Single-nucleotide resolution of N 6-adenine methylation sites in DNA and RNA by nitrite sequencing

Abstract

A single-nucleotide resolution sequencing method of N ⁶-adenine methylation sites in DNA and RNA is described. Using sodium nitrite under acidic conditions, chemoselective deamination of unmethylated adenines readily occurs, without competing deamination of N ⁶-adenine sites. The deamination of adenines results in the formation of hypoxanthine bases, which are read by polymerases and reverse transcriptases as guanine; the methylated adenine sites resist deamination and are read as adenine. The approach, when coupled with high-throughput DNA sequencing and mutational analysis, enables the identification of N ⁶-adenine sites in RNA and DNA within various sequence contexts.

Fig. 1. Similar Watson–Crick–Franklin base-pairing observed between adenine and thymine (left) and N⁶-methyladenine and thymine (right) limits direct high-throughput sequencing.

Fig. 2. Nitrite reaction with aromatic amines. (a) Reaction of 2-aminopyridine with sodium nitrite under acidic aqueous conditions. Reaction of nitrite with (b) adenine and (c) N⁶-methyladenine bases in RNA or DNA. Inset: inosine nucleobases are read as guanine by polymerases.

Fig. 3. Nitrite-mediated deamination of free nucleosides. HPLC analysis of the conversion of (a) adenosine into inosine; (b) guanosine into xanthosine; and (c) cytidine into uridine using NaNO₂ and 1.7% aqueous AcOH, at 22 °C over 12 h.

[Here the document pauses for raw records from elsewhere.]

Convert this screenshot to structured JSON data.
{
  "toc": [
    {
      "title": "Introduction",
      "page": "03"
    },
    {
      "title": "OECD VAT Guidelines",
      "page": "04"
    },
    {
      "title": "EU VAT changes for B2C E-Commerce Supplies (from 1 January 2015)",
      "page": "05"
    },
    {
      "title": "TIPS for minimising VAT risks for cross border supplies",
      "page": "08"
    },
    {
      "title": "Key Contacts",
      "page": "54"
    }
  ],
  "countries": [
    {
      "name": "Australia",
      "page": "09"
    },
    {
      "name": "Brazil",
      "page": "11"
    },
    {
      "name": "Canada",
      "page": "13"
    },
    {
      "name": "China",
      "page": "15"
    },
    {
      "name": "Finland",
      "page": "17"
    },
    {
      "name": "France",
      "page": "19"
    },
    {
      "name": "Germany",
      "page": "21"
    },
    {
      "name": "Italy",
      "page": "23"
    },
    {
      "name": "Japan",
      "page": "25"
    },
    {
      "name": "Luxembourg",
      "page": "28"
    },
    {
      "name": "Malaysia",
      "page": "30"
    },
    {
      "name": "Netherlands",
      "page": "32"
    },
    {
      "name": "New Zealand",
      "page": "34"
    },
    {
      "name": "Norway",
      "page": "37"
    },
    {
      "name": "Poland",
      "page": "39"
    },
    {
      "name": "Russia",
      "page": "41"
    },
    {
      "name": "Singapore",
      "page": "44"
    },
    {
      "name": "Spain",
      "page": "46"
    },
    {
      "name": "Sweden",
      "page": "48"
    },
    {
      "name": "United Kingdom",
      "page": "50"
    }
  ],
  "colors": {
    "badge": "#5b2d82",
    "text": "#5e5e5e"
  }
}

Fig. 4. Nitrite-mediated deamination of methylated nucleosides. (a) HPLC analysis of the conversion of m⁶A into nitrosylated m⁶A (m⁶A-NO) using NaNO₂ and 1.7% aqueous AcOH, at 22 °C over 3.5 h. m⁶A-NO was confirmed by ESI-MS. Note that inosine was not detected by HPLC analysis of nitrosylation of m⁶A. No reaction was observed over a 12 h period for (b) m¹A or (c) m³C.

Fig. 5. Optimisation of nitrite-mediated deamination on RNA and DNA. “>” denotes corresponding transition or transversion. (a) Recovery of DNA and RNA with respect to acid concentration during the nitrite reaction. Error based on assessment in duplicates. Dotted line represents 80% threshold of recovery. (b) High-throughput sequencing of RNA after nitrite reaction at varying acid concentrations. Mutations are represented in legend, and correspond to the specific type of mutation per expected nucleobase. (c) High-throughput sequencing of DNA after nitrite reaction at varying acid concentrations. Note that high-throughput DNA analysis above 2.3% AcOH was not processed due to undesirably low isolation (per Fig. 4a). (d) Quantification of methylation fraction of an adenosine site within an RNA sequence. See ESI for sequences.

Fig. 6. Normalised sequencing representation of the ratio of (d)A → (d)G mutation at each nucleobase following treatment with 1 M sodium nitrite in the presence of acetic acid for 5 h at 22 °C. The DNA sequences contain a single 6mA site at position 63 (a) and three 6mA sites at positions 35, 36, and 55 (b). The RNA sequences contain a single m⁶A site at position 26 (c) and two m⁶A sites at positions 31 and 32 (d). The 23S rRNA from E. coli contains a single m⁶A site at position 2030 (e). Primer sequence regions are not shown for clarity. See ESI for complete sequences and predicted folded structures determined with 1 M Na⁺ at 22 °C using MFold.